Note that we can simplify the above code, to look more like a “normal” program. Effectful functions produced by Effect.map(fn) compose just like regular functions. That’s because they are regular functions. The only difference is that the inputs and output types are Effects.

import { Effect } from 'effect'

const double = Effect.map((x: number) => x * 2)
const isBig = Effect.map((x: number) => x > 10 ? `${x} is big` : `${x} is small`)

const three = Effect.succeed(3)
const isTwelveBig = double(double(isBig(three)))
console.log(Effect.runSync(isTwelveBig)) // --> 12 is big

Let’s revisit our model of what an Effect is. Let’s see what happens when we log the Effect without running it.

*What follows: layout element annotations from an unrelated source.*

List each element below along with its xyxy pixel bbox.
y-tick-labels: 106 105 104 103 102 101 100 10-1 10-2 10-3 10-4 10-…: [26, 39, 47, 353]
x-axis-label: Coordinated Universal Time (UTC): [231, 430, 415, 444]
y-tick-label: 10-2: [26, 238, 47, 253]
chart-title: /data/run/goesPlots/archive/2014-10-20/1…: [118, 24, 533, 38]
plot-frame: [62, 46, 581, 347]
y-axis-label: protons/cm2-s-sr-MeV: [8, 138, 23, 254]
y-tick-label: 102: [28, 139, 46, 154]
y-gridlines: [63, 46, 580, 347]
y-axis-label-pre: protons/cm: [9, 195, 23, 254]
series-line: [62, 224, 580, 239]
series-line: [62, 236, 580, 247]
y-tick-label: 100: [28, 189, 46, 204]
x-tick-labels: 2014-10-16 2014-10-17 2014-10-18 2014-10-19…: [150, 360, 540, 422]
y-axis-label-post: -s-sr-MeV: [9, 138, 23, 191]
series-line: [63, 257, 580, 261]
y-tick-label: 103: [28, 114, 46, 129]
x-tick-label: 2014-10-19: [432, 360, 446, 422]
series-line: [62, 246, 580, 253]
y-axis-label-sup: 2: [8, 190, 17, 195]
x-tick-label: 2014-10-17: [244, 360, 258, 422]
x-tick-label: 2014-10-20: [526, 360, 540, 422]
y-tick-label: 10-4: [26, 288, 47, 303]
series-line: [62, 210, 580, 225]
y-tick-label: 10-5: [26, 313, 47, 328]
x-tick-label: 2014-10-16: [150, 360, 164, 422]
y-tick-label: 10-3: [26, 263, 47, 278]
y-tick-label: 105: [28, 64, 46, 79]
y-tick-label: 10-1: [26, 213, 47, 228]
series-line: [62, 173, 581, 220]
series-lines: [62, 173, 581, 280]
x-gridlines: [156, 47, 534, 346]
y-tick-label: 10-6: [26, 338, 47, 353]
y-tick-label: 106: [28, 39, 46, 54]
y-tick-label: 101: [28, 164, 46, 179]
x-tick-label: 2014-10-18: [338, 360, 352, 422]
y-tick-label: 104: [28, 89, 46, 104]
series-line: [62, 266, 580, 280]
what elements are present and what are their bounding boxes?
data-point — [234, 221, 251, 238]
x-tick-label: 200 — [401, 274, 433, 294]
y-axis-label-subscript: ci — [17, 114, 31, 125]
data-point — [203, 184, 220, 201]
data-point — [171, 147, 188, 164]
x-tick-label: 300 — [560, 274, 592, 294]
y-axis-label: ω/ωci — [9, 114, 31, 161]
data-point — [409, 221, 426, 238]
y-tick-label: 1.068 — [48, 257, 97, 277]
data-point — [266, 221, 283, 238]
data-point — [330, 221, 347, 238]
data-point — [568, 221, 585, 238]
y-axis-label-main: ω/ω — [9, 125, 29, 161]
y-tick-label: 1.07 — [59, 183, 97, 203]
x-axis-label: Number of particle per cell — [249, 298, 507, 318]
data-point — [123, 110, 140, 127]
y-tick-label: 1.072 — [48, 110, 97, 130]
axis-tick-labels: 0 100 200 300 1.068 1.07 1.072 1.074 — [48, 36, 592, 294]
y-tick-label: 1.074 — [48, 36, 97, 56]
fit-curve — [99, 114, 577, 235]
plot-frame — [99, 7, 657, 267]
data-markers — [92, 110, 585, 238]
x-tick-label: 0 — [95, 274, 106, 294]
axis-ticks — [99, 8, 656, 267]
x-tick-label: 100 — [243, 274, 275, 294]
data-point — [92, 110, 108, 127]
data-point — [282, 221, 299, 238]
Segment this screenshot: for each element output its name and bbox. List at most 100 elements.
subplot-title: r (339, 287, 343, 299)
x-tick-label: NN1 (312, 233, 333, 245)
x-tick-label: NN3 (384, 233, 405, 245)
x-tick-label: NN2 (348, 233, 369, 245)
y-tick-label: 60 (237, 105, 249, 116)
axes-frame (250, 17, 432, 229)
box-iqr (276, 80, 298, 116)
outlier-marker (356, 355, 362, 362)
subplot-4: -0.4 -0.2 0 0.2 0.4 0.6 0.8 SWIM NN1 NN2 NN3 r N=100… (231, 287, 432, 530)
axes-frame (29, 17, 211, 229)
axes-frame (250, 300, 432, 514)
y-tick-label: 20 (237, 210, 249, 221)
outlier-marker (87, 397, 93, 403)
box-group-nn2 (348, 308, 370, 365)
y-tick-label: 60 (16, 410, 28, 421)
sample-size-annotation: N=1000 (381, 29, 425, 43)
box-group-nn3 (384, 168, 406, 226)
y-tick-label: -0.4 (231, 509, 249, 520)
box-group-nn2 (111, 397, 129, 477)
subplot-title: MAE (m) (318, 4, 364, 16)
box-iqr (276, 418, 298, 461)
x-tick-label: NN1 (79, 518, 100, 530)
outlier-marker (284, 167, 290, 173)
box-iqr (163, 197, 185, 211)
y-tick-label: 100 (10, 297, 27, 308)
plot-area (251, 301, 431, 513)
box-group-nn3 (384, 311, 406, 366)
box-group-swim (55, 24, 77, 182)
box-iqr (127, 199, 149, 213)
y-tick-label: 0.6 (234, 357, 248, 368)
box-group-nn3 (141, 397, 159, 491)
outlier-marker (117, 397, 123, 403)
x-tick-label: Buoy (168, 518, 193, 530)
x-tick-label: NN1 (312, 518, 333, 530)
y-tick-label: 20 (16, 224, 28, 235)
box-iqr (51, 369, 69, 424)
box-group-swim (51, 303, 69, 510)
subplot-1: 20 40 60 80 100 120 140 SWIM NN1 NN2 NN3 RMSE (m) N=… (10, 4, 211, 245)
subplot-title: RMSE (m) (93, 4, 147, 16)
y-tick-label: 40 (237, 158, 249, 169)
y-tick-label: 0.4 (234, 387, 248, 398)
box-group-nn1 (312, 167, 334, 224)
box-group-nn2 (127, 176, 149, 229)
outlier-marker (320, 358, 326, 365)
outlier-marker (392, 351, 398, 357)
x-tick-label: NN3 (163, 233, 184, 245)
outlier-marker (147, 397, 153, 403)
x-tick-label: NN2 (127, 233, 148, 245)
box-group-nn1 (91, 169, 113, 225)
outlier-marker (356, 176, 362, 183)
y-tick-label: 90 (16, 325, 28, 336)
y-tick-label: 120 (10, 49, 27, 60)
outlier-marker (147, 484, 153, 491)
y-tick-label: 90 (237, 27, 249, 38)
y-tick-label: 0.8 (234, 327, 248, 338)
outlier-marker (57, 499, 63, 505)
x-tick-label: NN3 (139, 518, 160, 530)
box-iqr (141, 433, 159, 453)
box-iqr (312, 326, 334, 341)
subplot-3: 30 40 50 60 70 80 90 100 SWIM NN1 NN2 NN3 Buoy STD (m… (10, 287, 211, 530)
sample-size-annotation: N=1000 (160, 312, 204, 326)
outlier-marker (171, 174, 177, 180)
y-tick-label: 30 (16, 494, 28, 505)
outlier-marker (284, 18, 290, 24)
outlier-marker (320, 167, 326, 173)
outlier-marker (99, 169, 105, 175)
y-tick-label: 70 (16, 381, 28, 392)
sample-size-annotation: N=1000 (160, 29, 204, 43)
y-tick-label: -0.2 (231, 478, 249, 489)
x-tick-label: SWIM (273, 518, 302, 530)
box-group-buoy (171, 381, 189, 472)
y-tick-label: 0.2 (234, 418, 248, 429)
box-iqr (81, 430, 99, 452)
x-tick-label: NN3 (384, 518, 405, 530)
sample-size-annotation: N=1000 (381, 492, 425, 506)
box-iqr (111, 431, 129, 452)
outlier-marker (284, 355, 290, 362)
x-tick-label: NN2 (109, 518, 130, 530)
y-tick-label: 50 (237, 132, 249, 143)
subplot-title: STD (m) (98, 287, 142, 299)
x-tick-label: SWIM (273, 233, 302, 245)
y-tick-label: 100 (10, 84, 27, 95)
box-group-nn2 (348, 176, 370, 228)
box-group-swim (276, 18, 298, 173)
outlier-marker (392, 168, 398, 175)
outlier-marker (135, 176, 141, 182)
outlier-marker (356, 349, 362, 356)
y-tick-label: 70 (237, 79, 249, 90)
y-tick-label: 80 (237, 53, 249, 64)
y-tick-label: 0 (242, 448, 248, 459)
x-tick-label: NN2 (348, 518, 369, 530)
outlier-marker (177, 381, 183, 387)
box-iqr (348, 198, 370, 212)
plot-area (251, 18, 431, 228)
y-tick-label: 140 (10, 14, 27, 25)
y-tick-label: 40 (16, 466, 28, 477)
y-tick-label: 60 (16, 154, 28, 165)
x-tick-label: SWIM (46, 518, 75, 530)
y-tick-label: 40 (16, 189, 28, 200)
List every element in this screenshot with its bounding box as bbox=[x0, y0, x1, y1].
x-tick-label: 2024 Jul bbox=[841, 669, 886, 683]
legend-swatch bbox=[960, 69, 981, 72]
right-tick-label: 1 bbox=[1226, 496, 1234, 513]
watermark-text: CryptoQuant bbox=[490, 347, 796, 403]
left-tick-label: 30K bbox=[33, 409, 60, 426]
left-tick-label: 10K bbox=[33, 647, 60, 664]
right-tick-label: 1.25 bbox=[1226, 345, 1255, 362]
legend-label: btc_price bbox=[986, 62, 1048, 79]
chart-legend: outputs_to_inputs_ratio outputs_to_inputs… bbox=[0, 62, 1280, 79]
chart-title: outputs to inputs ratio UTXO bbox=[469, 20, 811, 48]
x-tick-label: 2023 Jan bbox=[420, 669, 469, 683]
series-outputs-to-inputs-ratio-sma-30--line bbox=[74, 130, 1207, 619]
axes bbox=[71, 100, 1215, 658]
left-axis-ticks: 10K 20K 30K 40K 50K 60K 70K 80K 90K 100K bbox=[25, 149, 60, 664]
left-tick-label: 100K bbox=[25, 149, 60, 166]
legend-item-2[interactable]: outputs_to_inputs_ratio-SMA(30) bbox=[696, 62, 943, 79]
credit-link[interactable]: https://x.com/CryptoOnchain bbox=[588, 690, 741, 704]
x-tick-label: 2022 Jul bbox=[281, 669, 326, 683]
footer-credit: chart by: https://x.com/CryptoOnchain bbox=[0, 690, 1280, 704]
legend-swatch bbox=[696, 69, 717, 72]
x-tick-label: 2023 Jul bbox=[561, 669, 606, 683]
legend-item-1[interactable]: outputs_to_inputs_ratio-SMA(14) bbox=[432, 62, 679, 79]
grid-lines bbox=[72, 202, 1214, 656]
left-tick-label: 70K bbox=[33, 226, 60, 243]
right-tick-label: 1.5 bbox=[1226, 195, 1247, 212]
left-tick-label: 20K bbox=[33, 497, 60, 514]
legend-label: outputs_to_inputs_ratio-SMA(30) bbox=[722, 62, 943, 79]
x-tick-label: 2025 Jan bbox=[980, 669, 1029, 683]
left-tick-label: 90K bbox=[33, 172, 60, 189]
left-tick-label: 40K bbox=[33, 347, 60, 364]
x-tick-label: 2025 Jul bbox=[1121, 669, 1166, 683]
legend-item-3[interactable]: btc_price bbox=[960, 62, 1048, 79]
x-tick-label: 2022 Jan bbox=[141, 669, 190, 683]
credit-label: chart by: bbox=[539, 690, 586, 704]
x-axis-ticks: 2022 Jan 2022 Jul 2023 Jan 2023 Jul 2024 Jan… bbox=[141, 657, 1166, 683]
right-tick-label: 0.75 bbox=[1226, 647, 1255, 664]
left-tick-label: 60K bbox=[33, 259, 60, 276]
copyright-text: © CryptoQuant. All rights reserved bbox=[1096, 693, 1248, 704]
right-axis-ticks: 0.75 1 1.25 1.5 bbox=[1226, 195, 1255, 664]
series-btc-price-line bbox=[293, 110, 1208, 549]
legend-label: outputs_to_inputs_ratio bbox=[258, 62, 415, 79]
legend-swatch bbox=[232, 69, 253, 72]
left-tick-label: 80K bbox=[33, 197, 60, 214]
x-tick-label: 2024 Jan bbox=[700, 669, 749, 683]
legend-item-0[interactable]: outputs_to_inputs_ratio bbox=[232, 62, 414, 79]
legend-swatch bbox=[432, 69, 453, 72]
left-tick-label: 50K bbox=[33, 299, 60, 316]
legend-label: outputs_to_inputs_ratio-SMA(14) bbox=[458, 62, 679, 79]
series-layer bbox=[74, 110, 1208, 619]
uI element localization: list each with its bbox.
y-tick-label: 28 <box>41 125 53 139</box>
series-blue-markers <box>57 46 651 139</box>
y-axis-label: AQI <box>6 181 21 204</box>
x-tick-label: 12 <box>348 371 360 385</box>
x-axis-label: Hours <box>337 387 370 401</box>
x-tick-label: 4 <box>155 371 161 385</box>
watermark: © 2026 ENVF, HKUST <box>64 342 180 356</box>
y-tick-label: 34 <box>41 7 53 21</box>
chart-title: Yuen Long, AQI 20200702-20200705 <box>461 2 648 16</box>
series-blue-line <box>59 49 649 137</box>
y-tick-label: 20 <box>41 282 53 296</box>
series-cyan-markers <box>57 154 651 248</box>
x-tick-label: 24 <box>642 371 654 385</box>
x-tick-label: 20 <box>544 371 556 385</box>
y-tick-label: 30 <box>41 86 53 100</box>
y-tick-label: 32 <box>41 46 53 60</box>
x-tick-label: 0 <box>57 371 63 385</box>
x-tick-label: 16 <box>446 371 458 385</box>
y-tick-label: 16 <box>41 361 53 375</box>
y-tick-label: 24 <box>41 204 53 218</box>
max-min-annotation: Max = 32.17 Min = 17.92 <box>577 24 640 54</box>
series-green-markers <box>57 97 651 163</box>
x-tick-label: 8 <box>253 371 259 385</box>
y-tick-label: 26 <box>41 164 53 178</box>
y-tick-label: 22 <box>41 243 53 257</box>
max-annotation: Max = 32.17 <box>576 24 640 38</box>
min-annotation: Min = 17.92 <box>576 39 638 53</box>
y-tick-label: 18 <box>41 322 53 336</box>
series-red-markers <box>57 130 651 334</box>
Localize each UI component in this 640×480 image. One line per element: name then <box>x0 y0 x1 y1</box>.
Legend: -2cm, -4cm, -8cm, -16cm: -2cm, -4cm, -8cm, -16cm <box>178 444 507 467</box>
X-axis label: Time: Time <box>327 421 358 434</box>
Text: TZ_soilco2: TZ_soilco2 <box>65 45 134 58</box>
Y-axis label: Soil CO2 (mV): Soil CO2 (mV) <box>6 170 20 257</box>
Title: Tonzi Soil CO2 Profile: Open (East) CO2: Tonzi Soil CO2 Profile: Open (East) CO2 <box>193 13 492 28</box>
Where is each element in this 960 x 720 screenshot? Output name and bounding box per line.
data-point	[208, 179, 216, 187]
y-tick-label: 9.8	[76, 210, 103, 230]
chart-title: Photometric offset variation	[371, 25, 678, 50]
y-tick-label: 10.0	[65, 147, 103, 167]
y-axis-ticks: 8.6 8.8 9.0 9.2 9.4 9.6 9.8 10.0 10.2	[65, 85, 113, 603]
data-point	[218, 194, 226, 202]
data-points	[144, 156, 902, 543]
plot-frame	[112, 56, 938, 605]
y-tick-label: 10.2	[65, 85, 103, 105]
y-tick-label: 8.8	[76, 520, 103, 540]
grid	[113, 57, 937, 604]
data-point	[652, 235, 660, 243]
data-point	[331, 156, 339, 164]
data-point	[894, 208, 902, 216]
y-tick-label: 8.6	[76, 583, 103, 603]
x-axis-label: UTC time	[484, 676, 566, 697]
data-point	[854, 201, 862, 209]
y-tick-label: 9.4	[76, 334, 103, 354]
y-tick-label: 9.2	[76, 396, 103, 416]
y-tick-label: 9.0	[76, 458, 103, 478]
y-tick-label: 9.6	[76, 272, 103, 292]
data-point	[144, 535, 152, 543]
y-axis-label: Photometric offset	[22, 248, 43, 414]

import { Effect } from "effect";

const double = Effect.map((x: number) => x * 2);
const isBig = Effect.map((x: number) =>
  x > 10 ? `${x} is big` : `${x} is small`,
);

const three = Effect.succeed(3);
const six = double(three);
const twelve = double(six);
const isTwelveBig = isBig(twelve);
console.log("three is", three);
console.log("six is", six);
console.log("twelve is", twelve);
console.log("isTwelveBig is", isTwelveBig);

We can see that as we build up increasingly nested function calls, we also build an increasingly nested Effect data structure.

$ npx tsx main.ts
three is { _id: 'Exit', _tag: 'Success', value: 3 }
six is {
  _id: 'Effect',
  _op: 'OnSuccess',
  effect_instruction_i0: { _id: 'Exit', _tag: 'Success', value: 3 },
  effect_instruction_i1: [Function (anonymous)],
  effect_instruction_i2: undefined
}
twelve is {
  _id: 'Effect',
  _op: 'OnSuccess',
  effect_instruction_i0: {
    _id: 'Effect',
    _op: 'OnSuccess',
    effect_instruction_i0: { _id: 'Exit', _tag: 'Success', value: 3 },
    effect_instruction_i1: [Function (anonymous)],
    effect_instruction_i2: undefined
  },
  effect_instruction_i1: [Function (anonymous)],
  effect_instruction_i2: undefined
}
isTwelveBig is {
  _id: 'Effect',
  _op: 'OnSuccess',
  effect_instruction_i0: {
    _id: 'Effect',
    _op: 'OnSuccess',
    effect_instruction_i0: {
      _id: 'Effect',
      _op: 'OnSuccess',
      effect_instruction_i0: [Object],
      effect_instruction_i1: [Function (anonymous)],
      effect_instruction_i2: undefined
    },
    effect_instruction_i1: [Function (anonymous)],
    effect_instruction_i2: undefined
  },
  effect_instruction_i1: [Function (anonymous)],
  effect_instruction_i2: undefined
}

We can see more clearly how an Effect conceptually represents a computer program. The structure of the Effect mirrors the structure of the program it represents. The Effect data structure looks like a tree. A larger Effect tree can be composed from smaller Effect trees, for example by composing function calls. It’s composition all the way down.

Let’s recap.

  • Effect-the-module contains functions for constructing, transforming and running Effects.
  • Effect-the-data-type is an in-memory representation of a program.
  • To run the program and obtain an output value, you must explicitly run the Effect.
  • Effect.map has a dual function signature, for convenience.
  • Effect.map(effect, fn) transforms an Effect into another Effect by lazily applying a function.
  • Effect.map(fn) transforms a plain function into an Effectful function.
  • Effectful functions are composable.
  • Effect.map(fn)(effect) and Effect.map(effect, fn) are equivalent.